-Adolfo?
-Estudo nessa merda desde o pré. Não sei se estávamos falando da mesma escola.
-Bem... – desabei na frente do garoto, que papelão – Eu também!
-Também? Mas...
-Eu tive de voltar... Bem, não dá pra falar... Preciso ir.
Adolfo puxou de leve meus braços e me fez lavar o rosto novamente até recobrar totalmente a calma. Toda paciência seria pouco para suportar os longos anos até o 3º do Ensino Médio, provavelmente 2004, se não reprovássemos.
-Não pode aparecer assim na sala. Se a Cássia te ver chorando vai te tirar o ano todo.
-Que se dane ela! Mando meus amigos baterem nela.
-Você é engraçada!
Agora eu entendia por que Adolfo queria tanto que explodissem a escola. Saímos juntos do banheiro.
-Conhece a Cássia?
-Não se lembra de mim?
-Eu era tua vizinha na praia, mas...
-Eu era um gordinho que todo mundo chutava na 1ª série. Não lembra? Pandorga, almôndega, balofo... Eu me lembro de você, uma menininha bem miudinha e inteligente que sentava lá na frente. Eles pegavam pesado.
- Também me chutavam na 1ª série. Inclusive os grandões.
-Quando eu te vi na praia senti que te conhecia de algum lugar e depois de muito me esforçar, lembrei.
-Acho que me condicionei a esquecer certas coisas.
-Está na 6ª A, certo? Se estiver, serei seu colega.
Quando chegamos ao nosso andar, antes que entrássemos em nossa classe, com Cássia piranha, suas amiguinhas e os mesmos idiotas do primário, Adolfo parou a minha frente e disse:
-Tita, antes de a gente entrar, você tem que me prometer uma coisa...
-Não pode ser muito difícil.
-É difícil, mas o único caminho.
-Lá vem bomba... –chiei
-Você tem que prometer que não vai chorar. Ta, eu sei que é difícil, mas se a gente chorar vai ser pior porque vamos ser zoados mais ainda.
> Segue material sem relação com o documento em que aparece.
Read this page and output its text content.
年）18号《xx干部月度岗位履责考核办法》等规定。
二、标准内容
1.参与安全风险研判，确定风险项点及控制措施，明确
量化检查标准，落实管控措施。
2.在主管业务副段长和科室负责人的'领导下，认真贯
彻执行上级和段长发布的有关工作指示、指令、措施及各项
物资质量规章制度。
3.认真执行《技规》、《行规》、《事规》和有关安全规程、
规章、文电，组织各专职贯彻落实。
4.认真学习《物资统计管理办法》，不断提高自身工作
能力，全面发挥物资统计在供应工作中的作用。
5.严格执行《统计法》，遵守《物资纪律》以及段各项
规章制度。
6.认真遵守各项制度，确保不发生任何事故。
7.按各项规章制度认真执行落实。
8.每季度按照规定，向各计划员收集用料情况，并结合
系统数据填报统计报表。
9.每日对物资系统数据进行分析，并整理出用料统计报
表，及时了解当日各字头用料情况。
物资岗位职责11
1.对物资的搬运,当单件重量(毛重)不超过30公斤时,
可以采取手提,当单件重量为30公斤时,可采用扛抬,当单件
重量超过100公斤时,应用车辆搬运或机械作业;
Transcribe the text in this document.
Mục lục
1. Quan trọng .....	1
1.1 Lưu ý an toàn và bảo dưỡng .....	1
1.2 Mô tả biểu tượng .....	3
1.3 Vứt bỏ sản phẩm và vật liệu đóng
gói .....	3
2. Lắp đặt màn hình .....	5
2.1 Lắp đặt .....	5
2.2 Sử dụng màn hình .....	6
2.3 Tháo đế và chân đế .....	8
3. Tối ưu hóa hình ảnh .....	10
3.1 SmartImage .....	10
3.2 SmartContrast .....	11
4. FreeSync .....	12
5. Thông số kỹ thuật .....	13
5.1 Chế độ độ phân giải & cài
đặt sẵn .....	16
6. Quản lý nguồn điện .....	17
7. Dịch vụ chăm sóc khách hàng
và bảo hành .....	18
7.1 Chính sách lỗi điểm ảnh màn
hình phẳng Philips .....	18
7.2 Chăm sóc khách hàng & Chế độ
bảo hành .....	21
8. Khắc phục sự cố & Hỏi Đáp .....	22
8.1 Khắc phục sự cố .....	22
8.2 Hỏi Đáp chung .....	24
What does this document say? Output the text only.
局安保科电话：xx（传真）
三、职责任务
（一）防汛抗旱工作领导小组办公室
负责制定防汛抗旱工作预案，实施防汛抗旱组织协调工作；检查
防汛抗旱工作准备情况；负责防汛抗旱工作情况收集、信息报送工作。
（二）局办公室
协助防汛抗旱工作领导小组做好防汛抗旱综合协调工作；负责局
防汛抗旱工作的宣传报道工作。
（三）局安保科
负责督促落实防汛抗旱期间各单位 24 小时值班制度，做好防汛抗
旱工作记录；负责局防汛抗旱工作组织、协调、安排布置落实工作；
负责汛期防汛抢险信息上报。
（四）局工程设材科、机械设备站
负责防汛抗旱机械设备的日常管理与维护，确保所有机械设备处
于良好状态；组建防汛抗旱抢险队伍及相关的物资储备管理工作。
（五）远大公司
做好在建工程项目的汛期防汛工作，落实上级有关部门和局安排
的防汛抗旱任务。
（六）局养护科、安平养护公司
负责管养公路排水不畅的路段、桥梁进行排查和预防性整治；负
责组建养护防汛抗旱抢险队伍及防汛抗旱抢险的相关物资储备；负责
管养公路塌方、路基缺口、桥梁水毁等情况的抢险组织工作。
-Fala isso como se fosse a coisa mais simples do mundo.
-Sei que não é.
-Você é muito mais bonita que a Cássia, tem potencial pra ser melhor que ela, mas não pode chorar. Isso é troféu pra ela.
Ele já estava indo um pouco longe demais com seu último comentário. Nenhum garoto de 12 anos do mundo concordaria com Adolfo. Cássia era a menina mais perfeita que havia conhecido. O que tinha de bela tinha de má.
Não havia tempo para conversas, portanto entramos, já sendo vaiados por estarmos atrasados.
-Já começaram com o pé esquerdo. – pigarreou a professora parada em frente sua carteira
Literalmente. Atolei meu allstar vermelho numa poça de lama em frente ao colégio, reencontrei a vaca que me provocou o primário todo e ao invés da doce Daniela, a professora de português parecia uma velha paroquiana mal vestida e cheirando a naftalina. Sem paciência nem didática. 50 minutos de tortura. Só conseguia pensar na sorte de Aline, até vê-la entrando em nossa sala.
-Outra? – resmungou a velha
-Desculpa, professora. Problemas técnicos.
-Vá sentar.
2 aulas seguidas com aquela professora chata. O apelido dela era Nana (naftalina).
-A aula da Naná é um porre, então se você quiser ir bem na matéria dela, precisa estudar por conta. – alertou Adolfo, mascando chicletes pra não dormir
-To vendo... – suspirou Aline
-Mas me conta, Aline: o que ta fazendo aqui? – perguntei, fingindo estar anotando uns tópicos sobre análise sintática
-Não soube? Minha mãe foi trabalhar em Matinhos, então meu primo e eu estamos morando com uma tia até mamãe ser transferida pra cá e ela mora mais ou menos perto daqui, então precisei sair de lá. – contou Aline – Mas estou feliz... Se lembra do Mauro? Então, eu não gosto mais dele, mas somos amigos e ele tem um amigo e o amigo dele ficou afim de mim, aí eu to enrolando, mas vou ficar com ele...
Ouvir as historinhas da Aline era bem melhor que aguentar a aula da velha Naná, Gagá, sei lá. Ela era uma chata e a prof Daniela podia sim ter seus 24 anos, mas dominava a Língua Portuguesa bem melhor que aquela velhota esclerosada. Assim começava um ano letivo nem um pouco interessante.